- Page from the Ivar Theatre program
- Music: Richard M. Sherman Robert B. Sherman
- Lyrics: Richard M. Sherman Robert B. Sherman
- Book: Milt Larsen Bobby Lauher
- Productions: 1971 Los Angeles

= Victory Canteen =

Victory Canteen is a musical with book by Milt Larsen and Bobby Lauher and music and lyrics by Richard M. Sherman and Robert B. Sherman.

==Production==
The musical opened on January 27, 1971 at the Ivar Theatre (Hollywood, California) and ran for six months, and then transferred to San Diego. The show featured Sherry Alberoni, Patty Andrews, Lorene Yarnell, Beverly Sanders,
Stewart Rose, Marsha Kramer, Patty Shayne, and Brian Avery.

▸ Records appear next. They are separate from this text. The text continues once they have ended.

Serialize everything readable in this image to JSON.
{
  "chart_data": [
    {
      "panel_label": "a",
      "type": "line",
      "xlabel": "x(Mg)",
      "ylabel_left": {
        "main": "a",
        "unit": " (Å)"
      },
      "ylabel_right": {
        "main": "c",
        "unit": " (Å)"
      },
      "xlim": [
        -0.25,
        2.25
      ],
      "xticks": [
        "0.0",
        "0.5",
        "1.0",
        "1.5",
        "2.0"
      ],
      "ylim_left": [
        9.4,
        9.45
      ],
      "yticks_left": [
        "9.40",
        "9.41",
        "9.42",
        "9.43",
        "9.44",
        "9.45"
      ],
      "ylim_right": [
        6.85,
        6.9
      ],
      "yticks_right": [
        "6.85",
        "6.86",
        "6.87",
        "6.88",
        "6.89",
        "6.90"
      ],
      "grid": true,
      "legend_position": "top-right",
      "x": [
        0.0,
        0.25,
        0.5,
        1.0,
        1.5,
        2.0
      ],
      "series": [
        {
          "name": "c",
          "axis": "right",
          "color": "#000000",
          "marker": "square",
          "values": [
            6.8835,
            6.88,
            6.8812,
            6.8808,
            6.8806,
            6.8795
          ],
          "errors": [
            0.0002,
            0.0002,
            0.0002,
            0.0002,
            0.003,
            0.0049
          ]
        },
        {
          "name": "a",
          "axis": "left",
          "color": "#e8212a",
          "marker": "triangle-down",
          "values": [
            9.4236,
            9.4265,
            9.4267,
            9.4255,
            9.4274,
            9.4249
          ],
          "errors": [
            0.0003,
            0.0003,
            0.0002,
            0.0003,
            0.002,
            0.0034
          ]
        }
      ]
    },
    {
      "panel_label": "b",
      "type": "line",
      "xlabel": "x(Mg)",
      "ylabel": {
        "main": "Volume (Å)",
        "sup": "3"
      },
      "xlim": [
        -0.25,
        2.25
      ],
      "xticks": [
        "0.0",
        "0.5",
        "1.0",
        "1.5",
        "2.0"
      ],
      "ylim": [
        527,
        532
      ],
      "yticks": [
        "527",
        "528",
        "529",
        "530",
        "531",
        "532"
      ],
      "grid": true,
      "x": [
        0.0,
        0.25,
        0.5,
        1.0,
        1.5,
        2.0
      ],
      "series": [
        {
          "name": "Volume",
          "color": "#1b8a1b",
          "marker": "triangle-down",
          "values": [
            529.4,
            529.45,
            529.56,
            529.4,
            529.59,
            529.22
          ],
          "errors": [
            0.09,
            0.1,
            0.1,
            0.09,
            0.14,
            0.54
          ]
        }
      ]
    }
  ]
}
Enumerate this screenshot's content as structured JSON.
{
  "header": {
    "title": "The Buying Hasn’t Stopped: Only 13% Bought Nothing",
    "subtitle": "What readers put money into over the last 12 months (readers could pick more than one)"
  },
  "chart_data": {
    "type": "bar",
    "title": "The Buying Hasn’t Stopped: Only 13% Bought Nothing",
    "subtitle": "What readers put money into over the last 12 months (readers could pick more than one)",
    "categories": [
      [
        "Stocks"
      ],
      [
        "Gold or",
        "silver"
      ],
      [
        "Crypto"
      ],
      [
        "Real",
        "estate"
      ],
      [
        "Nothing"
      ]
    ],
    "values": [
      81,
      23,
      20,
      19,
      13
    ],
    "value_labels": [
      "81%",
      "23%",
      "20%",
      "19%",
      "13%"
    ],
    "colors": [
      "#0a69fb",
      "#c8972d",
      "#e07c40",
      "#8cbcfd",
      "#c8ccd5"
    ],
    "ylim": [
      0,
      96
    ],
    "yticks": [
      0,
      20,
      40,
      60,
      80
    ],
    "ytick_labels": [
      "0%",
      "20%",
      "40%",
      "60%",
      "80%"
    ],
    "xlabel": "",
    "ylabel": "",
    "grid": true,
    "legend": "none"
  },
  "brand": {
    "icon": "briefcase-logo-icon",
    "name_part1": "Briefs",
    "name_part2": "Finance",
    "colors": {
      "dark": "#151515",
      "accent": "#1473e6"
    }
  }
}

Also in the cast was Anson Williams as KNX Radio Entertainment Reporter Tom Hatten. The follow-spot operator was KFWB Traffic Reporter Doug Dunlap.

==Overview==
The show is a happy-go-lucky revue of 1940s style music written by the Sherman Brothers. It was the set up for 1974's Broadway show Over Here! which also featured Patty Andrews as well as a song score by the Shermans. None of the songs from Victory Canteen were used in Over Here!, but Victory did have a musical salute to WW I (the song "Lafayette, We're Here").

==Songs==
- Victory Canteen
- Happy Tomorrows
- Loose Lips (Sink Ships)
- Va-Va-Va-Veee (For Victory)
- Axe The Axis Polka
- My Window Full Of Stars
- Doughnuts
- L-O-V-E (They Just Can't Ration)
- Hawks!
- Let's Go Native
- South Sea Island Rhapsody
- Lafayette, We're Here
- We Two (Someday)
- Smoke 'Em Up, Smoke 'Em Up, Smoke 'Em Up!